Prosecutors were also reportedly told by a Swiss federal judge last month to provide more evidence to back up criminal charges alleging Qatari soccer and television executive Nasser al-Khelaifi provided a luxury Italian villa to FIFA’s then secretary general, Jerome Valcke.
Al-Khelaifi denies wrongdoing and remains president of French champion Paris Saint-Germain and an executive committee member of the European soccer body UEFA. Valcke was fired by FIFA and banned from soccer for 10 years.
Switzerland’s investigations are no longer overseen by the attorney general, Michael Lauber. He was recused and disciplined after it was revealed he had three meetings with current FIFA president Gianni Infantino to discuss the case, which has included at least 25 open criminal proceedings.
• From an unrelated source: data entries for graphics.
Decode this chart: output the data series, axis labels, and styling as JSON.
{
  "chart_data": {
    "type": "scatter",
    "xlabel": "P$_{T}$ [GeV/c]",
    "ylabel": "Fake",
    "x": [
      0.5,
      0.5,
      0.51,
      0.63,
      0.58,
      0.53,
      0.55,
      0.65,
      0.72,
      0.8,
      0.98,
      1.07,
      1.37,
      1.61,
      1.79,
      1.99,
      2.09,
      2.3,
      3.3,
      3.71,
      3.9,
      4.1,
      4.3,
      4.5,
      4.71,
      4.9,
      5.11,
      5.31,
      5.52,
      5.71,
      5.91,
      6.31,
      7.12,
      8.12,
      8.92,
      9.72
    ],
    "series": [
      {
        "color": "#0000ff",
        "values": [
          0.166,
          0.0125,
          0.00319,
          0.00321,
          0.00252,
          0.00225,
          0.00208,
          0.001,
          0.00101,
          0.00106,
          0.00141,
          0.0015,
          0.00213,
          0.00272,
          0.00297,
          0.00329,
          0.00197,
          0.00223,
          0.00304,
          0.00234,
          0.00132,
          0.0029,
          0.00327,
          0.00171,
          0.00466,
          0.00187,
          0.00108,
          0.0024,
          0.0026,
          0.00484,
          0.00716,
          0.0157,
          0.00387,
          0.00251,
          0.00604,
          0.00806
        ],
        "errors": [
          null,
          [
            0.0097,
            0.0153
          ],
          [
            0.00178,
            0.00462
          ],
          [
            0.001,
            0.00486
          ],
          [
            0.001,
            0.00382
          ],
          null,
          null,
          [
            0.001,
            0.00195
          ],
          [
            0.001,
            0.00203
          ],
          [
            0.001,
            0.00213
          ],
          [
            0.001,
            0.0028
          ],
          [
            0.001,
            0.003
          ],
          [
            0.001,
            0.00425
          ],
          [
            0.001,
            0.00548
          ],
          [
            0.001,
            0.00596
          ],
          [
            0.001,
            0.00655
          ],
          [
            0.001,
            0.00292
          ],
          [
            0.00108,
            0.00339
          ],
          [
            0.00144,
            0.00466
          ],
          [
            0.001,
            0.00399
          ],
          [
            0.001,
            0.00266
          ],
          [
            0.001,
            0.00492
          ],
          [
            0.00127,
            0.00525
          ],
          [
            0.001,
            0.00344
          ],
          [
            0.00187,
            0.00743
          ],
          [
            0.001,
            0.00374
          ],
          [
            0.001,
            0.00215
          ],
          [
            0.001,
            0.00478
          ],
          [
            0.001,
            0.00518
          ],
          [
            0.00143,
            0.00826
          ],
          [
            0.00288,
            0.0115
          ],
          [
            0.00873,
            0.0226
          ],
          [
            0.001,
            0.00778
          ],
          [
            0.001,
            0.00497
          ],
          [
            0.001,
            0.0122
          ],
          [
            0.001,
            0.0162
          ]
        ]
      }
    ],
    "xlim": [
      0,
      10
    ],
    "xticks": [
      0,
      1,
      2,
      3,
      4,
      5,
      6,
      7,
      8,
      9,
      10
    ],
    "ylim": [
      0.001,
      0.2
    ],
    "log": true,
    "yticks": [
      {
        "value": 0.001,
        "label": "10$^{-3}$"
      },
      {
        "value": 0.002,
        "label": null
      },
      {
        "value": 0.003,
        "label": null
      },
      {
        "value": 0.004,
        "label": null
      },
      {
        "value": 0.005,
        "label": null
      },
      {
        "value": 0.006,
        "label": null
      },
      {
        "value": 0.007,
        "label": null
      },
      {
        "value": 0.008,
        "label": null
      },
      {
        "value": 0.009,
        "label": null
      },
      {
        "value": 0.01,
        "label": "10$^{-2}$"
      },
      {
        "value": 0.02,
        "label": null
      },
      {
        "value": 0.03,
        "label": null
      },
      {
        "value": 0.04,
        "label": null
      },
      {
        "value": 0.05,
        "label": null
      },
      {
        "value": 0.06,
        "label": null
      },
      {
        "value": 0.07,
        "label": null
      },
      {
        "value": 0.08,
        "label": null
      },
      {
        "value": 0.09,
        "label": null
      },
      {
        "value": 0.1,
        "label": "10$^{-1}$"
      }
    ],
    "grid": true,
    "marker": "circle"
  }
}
Momentum in the US case picked up days ago when prosecutors detailed in writing for the first time that they suspect Russia and Qatar paid bribes a decade ago to voters on FIFA’s executive committee to win hosting rights, respectively, for the 2018 and 2022 World Cups.
Extracts of emails were published to support an allegation Warner got bribes totaling $5 million in 2010 and 2011 to support Russia. That was denied by a Kremlin spokesman and the bid leader, Alexey Sorokin, now Russia’s most senior soccer official and a member of FIFA’s ruling council.